Why is GPU implementation significantly slower than CPU?

Question

Why is GPU implementation significantly slower than CPU?

jinshanmu opened this issue 3 months ago · comments

I was trying the GPU example script:

from devito import *
import matplotlib.pyplot as plt

nx, ny = 100, 100
grid = Grid(shape=(nx, ny))

u = TimeFunction(name='u', grid=grid, space_order=2, save=200)
c = Constant(name='c')

eqn = Eq(u.dt, c * u.laplace)

step = Eq(u.forward, solve(eqn, u.forward))
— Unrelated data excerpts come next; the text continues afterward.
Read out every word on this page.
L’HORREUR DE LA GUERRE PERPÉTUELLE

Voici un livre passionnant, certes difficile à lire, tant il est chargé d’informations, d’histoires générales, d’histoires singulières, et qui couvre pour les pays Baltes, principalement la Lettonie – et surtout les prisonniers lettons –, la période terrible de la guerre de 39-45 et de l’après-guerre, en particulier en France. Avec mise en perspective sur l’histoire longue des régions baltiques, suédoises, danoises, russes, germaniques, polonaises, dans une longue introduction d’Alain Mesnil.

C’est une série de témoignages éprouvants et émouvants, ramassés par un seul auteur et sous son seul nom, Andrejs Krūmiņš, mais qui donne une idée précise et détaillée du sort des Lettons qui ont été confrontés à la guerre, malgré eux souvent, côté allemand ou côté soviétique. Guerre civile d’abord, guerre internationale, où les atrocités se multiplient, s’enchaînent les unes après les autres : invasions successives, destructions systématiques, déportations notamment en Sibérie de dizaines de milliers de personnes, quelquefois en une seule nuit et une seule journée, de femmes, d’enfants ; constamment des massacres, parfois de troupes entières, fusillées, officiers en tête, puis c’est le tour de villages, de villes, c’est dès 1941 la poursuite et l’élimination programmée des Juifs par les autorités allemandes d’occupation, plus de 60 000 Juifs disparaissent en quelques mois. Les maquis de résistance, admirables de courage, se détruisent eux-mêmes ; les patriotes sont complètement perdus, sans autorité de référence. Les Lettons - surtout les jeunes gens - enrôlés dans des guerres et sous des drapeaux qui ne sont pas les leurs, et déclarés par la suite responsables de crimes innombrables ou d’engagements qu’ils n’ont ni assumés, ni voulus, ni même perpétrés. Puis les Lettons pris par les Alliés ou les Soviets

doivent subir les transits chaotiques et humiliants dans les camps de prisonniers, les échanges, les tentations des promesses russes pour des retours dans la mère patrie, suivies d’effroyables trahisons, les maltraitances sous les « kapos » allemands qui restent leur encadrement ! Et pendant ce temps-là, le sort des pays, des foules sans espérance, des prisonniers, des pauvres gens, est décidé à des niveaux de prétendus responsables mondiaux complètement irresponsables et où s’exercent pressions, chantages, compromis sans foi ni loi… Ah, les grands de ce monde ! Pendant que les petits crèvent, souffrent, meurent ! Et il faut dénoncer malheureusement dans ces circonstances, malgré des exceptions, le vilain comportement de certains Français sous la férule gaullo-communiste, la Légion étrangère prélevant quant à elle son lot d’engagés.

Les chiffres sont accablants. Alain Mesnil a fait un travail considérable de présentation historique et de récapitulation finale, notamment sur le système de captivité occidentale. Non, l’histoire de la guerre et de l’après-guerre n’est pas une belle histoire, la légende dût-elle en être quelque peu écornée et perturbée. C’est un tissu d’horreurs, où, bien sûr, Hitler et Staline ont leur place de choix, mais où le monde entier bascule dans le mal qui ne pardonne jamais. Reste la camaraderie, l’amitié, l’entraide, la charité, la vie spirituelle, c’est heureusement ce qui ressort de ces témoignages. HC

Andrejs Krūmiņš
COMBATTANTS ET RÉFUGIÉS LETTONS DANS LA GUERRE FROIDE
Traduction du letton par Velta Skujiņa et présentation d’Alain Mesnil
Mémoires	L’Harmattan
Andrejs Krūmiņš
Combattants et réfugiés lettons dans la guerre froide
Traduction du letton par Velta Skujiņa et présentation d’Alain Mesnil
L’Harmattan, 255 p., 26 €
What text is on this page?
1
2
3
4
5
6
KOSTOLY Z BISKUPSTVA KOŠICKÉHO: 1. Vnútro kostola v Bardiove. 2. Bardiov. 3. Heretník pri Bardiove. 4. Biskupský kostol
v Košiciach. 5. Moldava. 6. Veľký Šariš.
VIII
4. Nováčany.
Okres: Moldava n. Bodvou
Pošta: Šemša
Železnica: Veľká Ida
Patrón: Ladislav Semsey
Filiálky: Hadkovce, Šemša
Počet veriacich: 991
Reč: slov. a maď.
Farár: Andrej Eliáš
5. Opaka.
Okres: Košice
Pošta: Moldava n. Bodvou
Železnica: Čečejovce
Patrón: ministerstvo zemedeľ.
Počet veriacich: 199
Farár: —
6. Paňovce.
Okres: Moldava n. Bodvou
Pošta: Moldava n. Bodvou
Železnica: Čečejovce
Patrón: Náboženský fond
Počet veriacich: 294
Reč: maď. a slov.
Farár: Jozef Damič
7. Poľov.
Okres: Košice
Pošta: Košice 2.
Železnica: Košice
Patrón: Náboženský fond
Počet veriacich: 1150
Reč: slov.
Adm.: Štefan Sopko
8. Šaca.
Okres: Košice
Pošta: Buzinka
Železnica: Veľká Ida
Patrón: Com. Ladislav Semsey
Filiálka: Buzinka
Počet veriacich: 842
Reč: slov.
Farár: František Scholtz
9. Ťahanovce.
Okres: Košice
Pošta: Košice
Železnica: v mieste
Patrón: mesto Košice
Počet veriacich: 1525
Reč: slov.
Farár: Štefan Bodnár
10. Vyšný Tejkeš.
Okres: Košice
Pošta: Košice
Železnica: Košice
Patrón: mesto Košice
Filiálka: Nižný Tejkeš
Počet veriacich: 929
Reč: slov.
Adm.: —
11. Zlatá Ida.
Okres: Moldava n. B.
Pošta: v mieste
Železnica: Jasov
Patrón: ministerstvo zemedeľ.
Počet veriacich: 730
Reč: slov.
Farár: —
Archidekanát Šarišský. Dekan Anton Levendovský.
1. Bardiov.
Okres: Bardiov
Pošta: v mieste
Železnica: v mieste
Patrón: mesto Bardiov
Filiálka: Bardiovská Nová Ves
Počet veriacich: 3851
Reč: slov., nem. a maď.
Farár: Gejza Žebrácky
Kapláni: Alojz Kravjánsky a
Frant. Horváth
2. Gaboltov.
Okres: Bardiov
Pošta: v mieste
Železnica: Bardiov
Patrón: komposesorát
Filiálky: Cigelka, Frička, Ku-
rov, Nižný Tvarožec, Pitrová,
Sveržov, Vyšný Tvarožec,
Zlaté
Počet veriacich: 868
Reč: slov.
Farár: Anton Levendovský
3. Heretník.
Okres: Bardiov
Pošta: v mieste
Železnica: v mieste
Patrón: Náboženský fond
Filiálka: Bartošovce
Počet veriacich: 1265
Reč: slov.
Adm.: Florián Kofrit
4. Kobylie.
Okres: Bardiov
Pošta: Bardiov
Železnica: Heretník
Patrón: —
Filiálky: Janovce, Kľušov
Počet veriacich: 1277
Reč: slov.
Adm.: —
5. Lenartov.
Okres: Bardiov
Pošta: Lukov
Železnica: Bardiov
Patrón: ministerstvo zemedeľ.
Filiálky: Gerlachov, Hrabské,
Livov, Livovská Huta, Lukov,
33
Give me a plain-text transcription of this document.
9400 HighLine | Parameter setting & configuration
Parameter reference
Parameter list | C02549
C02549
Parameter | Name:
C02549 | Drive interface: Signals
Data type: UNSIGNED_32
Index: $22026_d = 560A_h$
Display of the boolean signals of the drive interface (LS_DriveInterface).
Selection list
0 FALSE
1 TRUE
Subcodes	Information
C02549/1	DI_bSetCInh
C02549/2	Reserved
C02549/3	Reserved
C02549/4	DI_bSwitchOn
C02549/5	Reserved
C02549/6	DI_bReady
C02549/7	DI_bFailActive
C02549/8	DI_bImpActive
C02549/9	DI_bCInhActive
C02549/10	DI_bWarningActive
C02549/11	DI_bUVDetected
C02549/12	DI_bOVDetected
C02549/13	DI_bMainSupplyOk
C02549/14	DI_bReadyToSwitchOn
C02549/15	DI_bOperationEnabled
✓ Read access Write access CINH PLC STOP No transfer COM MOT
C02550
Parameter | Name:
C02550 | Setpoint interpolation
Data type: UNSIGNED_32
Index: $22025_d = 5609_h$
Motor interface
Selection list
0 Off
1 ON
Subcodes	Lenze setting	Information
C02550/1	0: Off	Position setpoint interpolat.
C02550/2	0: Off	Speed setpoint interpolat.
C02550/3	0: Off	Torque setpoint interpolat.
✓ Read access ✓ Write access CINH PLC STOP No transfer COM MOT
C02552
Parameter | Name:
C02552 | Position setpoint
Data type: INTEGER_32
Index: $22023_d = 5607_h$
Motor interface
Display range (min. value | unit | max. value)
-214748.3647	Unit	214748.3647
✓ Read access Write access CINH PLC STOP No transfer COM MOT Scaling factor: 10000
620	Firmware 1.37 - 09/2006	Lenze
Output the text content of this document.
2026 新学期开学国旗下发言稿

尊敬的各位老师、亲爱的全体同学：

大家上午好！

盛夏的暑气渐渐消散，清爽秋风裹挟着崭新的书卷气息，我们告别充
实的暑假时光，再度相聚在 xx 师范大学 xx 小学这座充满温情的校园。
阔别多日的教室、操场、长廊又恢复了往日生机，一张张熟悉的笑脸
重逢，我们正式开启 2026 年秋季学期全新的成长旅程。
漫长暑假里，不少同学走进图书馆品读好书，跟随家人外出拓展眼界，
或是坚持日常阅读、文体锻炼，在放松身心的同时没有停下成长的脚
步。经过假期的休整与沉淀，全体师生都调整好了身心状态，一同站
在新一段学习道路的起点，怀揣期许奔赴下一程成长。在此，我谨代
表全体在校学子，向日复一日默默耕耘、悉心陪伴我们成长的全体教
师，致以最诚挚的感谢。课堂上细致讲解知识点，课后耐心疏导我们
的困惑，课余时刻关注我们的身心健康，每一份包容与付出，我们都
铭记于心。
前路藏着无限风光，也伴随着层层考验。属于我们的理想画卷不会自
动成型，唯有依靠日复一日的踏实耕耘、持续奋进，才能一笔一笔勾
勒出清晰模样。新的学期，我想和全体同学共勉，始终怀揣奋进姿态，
xx, yy = np.meshgrid(np.linspace(0., 1., nx, dtype=np.float32),
                     np.linspace(0., 1., ny, dtype=np.float32))
r = (xx - .5) ** 2. + (yy - .5) ** 2.
u.data[0, np.logical_and(.05 <= r, r <= .1)] = 1.

op = Operator([step])

stats = op.apply(dt=5e-05, c=.5)

plt.rcParams['figure.figsize'] = (20, 20)
for i in range(1, 6):
    plt.subplot(1, 6, i)
    plt.imshow(u.data[(i - 1) * 40])
plt.show()

The CPU version op = Operator([step]) returned

Operator Kernel ran in 0.01 s

However, the GPU version op = Operator([step], platform='nvidiaX', opt=('advanced', {'gpu-fit': u})) returned

Operator Kernel ran in 4.74 s

My CPU is Intel Xeon Gold 6133 * 80. My GPU is NVIDIA GeForce RTX 4080, with cuda 11.8 and NVIDIA HPC SDK 22.11, which works normally for other programs (e.g. PyTorch).

Any idea on what is going on here?

Thank you in advance!

jinshanmu · Answer 1 · Tue Jul 23 2024 09:08:24 GMT+0800 (China Standard Time)

Turned to the Discussion section of devitocodes.